While Sighicelli's earlier works focused on details of domestic environments such as curtains and furniture, Untitled (Void), (2009) and Untitled (Empty Square), (2009) depict imageless billboards, blank ciphers in a world of communication overload. Yet her work is not limited to an ideological critique of the production of commercial imagery. Indeed, her photographs are imbued with the seductive jolt of commercial photography. The paradox, or challenge, of her work may indeed reside in how she attains that seductive jolt without resorting to tangible subject matter in her construction of spellbinding images based on abstract, or even prosaic, subjects, and in her subsequent transformation of non-space into place.

In Untitled (Grid), (2009), an arrangement of five light boxes, Sighicelli photographs the bamboo scaffolding that is a primary construction material in Asia from multiple angles. The sequence assumes an almost tactile presence as the fragmented photographic images meld with the radiant effects of light. In the video Untitled (The Party Is Over), (2009), fireworks explode against the night. Edited in reverse with an hypnotic rhythm that induces daydreaming, this video could be the depiction of a journey in the time machine. Just as Sighicelli's lightboxes draw on certain stylistic elements of film language, which the artist twists in new directions, so do her videos and films employ photographic techniques to create a sort of hybrid in which painting, cinema, and photography combine in an original way.

Elisa Sighicelli was born in Turin, Italy in 1968 where she lives and works today. She studied at The Slade School of Fine Art in London.

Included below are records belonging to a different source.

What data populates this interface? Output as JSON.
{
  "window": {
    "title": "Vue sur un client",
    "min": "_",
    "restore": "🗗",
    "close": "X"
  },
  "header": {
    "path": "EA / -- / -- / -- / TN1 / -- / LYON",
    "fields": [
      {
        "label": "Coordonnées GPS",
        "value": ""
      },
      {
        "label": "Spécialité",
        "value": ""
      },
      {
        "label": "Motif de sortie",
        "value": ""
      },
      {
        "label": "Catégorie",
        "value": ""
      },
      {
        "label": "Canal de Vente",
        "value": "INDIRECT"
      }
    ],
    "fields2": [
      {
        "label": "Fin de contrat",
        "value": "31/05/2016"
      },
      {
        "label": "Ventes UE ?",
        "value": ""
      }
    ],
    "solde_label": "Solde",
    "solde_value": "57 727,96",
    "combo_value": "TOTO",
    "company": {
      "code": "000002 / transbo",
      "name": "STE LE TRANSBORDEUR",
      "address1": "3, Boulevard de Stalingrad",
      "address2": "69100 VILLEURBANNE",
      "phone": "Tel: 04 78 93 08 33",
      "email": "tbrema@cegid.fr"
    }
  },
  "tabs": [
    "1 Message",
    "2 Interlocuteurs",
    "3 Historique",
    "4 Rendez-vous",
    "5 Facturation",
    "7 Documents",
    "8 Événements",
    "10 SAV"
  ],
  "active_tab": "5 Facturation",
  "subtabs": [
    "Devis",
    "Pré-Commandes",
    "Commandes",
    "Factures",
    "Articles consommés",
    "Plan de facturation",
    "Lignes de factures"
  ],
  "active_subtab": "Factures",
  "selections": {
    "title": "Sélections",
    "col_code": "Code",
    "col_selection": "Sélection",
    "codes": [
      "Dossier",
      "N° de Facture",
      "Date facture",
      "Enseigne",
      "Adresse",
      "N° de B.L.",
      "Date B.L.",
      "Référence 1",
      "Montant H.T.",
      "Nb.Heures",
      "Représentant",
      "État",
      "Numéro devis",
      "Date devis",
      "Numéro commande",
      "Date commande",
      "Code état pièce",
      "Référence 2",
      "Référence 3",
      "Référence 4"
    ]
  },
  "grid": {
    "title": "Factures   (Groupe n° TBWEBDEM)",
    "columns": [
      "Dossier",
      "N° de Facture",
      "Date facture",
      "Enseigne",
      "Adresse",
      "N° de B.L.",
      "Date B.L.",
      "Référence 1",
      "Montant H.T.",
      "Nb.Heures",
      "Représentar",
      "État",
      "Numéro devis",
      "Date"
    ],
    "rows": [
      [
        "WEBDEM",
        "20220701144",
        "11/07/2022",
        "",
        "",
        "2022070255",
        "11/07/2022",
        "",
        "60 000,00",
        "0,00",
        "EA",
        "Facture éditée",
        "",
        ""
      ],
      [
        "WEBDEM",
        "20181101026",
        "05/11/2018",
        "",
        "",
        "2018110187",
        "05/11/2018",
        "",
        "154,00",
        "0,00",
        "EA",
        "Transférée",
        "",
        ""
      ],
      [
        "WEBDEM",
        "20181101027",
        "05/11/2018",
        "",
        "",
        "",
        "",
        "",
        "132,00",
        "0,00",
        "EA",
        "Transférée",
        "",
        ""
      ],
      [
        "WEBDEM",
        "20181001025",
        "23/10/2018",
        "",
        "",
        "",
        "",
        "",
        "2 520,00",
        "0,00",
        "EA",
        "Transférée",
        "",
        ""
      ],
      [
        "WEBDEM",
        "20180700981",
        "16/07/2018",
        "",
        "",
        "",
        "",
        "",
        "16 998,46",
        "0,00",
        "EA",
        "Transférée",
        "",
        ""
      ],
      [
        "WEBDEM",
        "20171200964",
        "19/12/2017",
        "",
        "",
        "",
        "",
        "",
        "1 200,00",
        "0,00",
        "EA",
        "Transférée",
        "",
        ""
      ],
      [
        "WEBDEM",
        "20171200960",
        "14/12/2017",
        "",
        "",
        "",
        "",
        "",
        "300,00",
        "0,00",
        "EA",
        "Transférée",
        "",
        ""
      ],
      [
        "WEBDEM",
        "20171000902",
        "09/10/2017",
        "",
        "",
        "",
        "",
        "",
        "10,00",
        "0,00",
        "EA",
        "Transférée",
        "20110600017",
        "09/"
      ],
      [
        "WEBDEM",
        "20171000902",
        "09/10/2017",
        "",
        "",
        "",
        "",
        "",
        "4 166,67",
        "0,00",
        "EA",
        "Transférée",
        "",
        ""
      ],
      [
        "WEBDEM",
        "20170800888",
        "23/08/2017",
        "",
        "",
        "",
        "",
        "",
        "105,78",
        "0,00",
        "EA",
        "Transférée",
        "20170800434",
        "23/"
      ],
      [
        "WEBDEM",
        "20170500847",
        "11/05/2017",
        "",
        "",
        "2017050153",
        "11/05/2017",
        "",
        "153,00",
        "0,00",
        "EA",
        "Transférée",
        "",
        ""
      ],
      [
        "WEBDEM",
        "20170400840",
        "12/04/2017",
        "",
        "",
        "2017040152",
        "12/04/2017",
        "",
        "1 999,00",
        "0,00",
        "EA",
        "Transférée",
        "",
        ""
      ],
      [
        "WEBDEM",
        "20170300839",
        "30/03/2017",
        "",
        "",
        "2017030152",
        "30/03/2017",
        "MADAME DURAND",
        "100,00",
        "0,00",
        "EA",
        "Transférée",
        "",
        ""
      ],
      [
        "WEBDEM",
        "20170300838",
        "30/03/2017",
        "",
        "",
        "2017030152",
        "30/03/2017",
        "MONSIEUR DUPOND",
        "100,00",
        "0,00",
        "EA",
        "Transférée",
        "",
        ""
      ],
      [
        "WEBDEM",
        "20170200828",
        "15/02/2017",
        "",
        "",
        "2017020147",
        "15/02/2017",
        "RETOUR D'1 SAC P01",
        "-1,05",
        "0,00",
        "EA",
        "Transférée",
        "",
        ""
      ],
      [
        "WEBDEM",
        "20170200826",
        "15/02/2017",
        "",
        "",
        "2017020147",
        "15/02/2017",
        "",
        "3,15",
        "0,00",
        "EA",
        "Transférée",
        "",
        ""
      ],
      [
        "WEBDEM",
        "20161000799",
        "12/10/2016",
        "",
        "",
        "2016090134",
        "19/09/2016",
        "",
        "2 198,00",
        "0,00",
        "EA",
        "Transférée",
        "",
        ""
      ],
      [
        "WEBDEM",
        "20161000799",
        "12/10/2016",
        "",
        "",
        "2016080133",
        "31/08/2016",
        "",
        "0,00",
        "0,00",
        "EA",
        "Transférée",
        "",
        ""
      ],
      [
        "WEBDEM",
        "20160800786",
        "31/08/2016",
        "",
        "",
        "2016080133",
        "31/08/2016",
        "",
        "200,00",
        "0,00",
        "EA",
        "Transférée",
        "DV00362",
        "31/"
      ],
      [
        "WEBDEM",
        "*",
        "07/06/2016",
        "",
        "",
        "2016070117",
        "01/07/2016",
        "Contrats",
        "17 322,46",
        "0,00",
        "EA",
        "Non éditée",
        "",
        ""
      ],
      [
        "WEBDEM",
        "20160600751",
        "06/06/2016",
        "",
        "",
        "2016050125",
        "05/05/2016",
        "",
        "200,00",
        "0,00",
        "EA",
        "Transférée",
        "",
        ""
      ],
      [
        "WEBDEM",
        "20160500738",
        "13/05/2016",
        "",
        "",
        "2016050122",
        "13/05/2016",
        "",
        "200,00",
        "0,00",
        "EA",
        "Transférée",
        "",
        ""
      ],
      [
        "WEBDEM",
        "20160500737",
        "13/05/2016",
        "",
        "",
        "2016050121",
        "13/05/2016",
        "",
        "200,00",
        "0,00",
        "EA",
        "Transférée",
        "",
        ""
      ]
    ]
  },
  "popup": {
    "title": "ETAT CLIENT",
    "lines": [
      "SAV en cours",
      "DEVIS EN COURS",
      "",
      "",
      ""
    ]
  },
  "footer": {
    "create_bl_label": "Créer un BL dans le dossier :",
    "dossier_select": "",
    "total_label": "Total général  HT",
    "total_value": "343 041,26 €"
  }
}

Exhibitions include Centro Galego de Arte Contemporánea, Santiago de Compostela (2000); Hertzliya Museum, Tel Aviv (2001); Fondation Salomon, Annecy (2003); MCA, Sydney (2003); the Palazzo delle Papesse Centro Arte Contemporanea, Siena (2005); the Galleria Civica d'Arte Moderna e Contemporanea, Turin (2007); and the Italian Pavilion at the 53rd Biennale di Venezia (2009).